Vi ricordate il senzatetto a cui era stata mangiata la faccia? Ecco come sta.

(A causa delle foto che accompagnano l’articolo, consigliamo alle persone sensibili di astenersi dalla visione e dalla lettura dello stesso, ndr)

13 Giugno 2012 – Miami. Le condizioni di Ronald Poppo, 65enne senzatetto e vittima dell’attacco zombie da parte di Rudy Eugene, sembrano essere migliorate.

Poppo, ricoverato al Jackson Memorial Hospital, dice di sentirsi bene e i chirurghi stanno facendo del loro meglio per guarire e ricoprire un grande numero di ferite sul viso dell’uomo.

La vittima si é fatta persino fotografare dalla stampa, mentre cammina per i corridoi dell’ospedale assistito da un’infermiera.

Fonte: The Huffington Post

Ricoverato dopo l’attacco, la vittima riportava gravi ferite al viso. Rudy Eugene gli ha “morsicato” e “staccato” circa 50% della faccia, causando la perdita di un occhio, del naso e gravi e profonde ferite sulla fronte.

Poppo é inoltre assistito da un supporto psicologico, poiché il trauma subito al cervello può essere paragonato a quello di un incidente stradale.

Poppo sembra rispondere alle domande dei dottori in modo logico, poco confuso per essere stato vittima di un attacco cosí violento. Le infermiere lo descrivono come un uomo gentile, molto positivo e socievole.

I chirurghi hanno tentato incessantemente di ricostruire il viso all’uomo, ma Poppo dovrá subire ulteriori interventi, per cui probabilmente non riuscirá a pagare. (Se volete fare qualche donazione online, questo é il link)

Ronald Poppo, senza tetto dal 1970, é coperto dall’assistenza sanitaria Medicare, che copre una parte delle spese sanitarie, ma l’ospedale ha iniziato a raccogliere delle offerte (per ora 15.000$), in modo da poter aiutare la vittima a pagare le future operazioni.

La polizia sta cercando ancora di costruire la vicenda, in particolare investiga su cosa possa avere provocato il comportamento di Rudy Eugene.

Secondo il The Miami Herald, che ha cercato di dare un ordino cronologico agli eventi di quel giorno, Eugene si é alzato alle 6 di mattina, dopo aver passato la notte dalla propria fidanzata.

La compagna dice che Eugene ha messo in ordine i vestiti in modo maniacale prima di uscire di casa.

Dopo essere uscito di casa, l’uomo ha chiamato un suo amico, invitandolo a Miami Beach, poiché c’era una manifestazione dedicata al Memorial Day.
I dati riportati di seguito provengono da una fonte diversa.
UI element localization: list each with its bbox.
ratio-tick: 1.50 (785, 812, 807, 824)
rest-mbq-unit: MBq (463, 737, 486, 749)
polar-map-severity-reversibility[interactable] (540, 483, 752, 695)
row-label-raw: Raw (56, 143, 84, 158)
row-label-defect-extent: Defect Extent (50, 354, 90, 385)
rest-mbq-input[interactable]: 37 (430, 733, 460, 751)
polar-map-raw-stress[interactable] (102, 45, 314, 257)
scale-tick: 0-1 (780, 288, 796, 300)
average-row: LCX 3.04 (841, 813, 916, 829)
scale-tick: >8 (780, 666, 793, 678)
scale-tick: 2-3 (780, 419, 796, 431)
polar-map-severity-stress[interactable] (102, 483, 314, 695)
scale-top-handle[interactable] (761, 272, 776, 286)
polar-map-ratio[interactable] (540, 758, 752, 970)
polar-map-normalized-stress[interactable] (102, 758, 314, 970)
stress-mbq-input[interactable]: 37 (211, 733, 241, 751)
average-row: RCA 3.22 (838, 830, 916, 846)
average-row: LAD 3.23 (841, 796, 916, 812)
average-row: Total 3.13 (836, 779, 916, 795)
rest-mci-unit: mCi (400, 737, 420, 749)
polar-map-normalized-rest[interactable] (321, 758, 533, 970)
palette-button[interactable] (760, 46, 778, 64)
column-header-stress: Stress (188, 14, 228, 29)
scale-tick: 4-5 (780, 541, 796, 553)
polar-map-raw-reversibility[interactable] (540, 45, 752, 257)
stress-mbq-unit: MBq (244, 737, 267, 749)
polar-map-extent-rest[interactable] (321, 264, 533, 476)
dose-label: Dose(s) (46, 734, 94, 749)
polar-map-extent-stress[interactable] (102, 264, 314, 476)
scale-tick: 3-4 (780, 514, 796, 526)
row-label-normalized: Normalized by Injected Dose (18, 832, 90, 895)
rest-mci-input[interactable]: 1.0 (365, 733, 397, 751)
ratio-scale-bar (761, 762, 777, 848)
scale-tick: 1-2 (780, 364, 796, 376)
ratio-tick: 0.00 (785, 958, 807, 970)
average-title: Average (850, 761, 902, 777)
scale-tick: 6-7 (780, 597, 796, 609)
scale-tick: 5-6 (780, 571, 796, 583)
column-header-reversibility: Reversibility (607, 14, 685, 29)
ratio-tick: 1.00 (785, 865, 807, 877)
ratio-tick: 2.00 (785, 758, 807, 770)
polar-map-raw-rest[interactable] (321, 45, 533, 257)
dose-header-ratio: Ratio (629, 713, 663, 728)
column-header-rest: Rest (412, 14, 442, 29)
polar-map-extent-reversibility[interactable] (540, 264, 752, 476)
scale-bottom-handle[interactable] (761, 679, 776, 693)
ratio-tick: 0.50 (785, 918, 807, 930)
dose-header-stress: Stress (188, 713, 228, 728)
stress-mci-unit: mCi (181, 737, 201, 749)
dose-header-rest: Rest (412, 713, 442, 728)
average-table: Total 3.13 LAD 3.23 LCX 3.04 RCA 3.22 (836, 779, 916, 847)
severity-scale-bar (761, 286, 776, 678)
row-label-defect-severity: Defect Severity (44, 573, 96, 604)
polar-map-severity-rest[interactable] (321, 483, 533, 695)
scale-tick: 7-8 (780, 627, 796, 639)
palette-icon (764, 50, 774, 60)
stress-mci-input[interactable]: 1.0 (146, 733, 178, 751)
L’amico era a lavoro, cosí Eugene si reca alla manifestazione da solo.

Eugene parcheggia la macchina in modo abusivo e quando gli viene chiesto di spostarla, la macchina non parte, cosí é costretto a tornare a Miami centro a piedi, camminando sull’autostrada.

Eugene cammina per chilometri sull’autostrada. Le temperature sono alte, cosí (Eugene) si spoglia totalmente, rimanendo nudo sulla carreggiata dell’autostrada. La polizia ha trovato in seguito i suoi vestiti e la patente a pochi metri dalla scena del crimine.

Se non avesse abbandonato la macchina, forse non avrebbe nemmeno notato Ronald Poppo, che non si troverebbe in questa critica condizione di vita.

Gli esami dell’autopsia del corpo di Eugene negano la teoria che sia stato un attacco di cannibalismo. Infatti sono stati trovati rimasugli della faccia di Poppo tra i denti di Eugene, ma non nello stomaco, quindi l’uomo non ha esattamente ingerito o mangiato il viso del senza tetto.

Gli esami hanno rivelato che Eugene abbia fatto uso di marijuana, ma questo non giustificherebbe la violenza dell’attacco, poiché la marijuana solitamente non provoca questo tipo di reazioni.

Famiglia ed amici hanno detto alla polizia che Eugene amasse fare uso di marijuana, ma che non aveva nessun interesse per alcun tipo di droghe sintetiche. La fidanzata crede che abbia ingerito qualcosa di sbagliato semplicemente per sbaglio.

Ora la polizia é in attesa degli esami tossicologi, che riveleranno la veritá sulle misteriose pillole trovate all’interno dello stomaco di Eugene, probabilmente quelle che l’abbiano portato ad attaccare Ronald Poppo.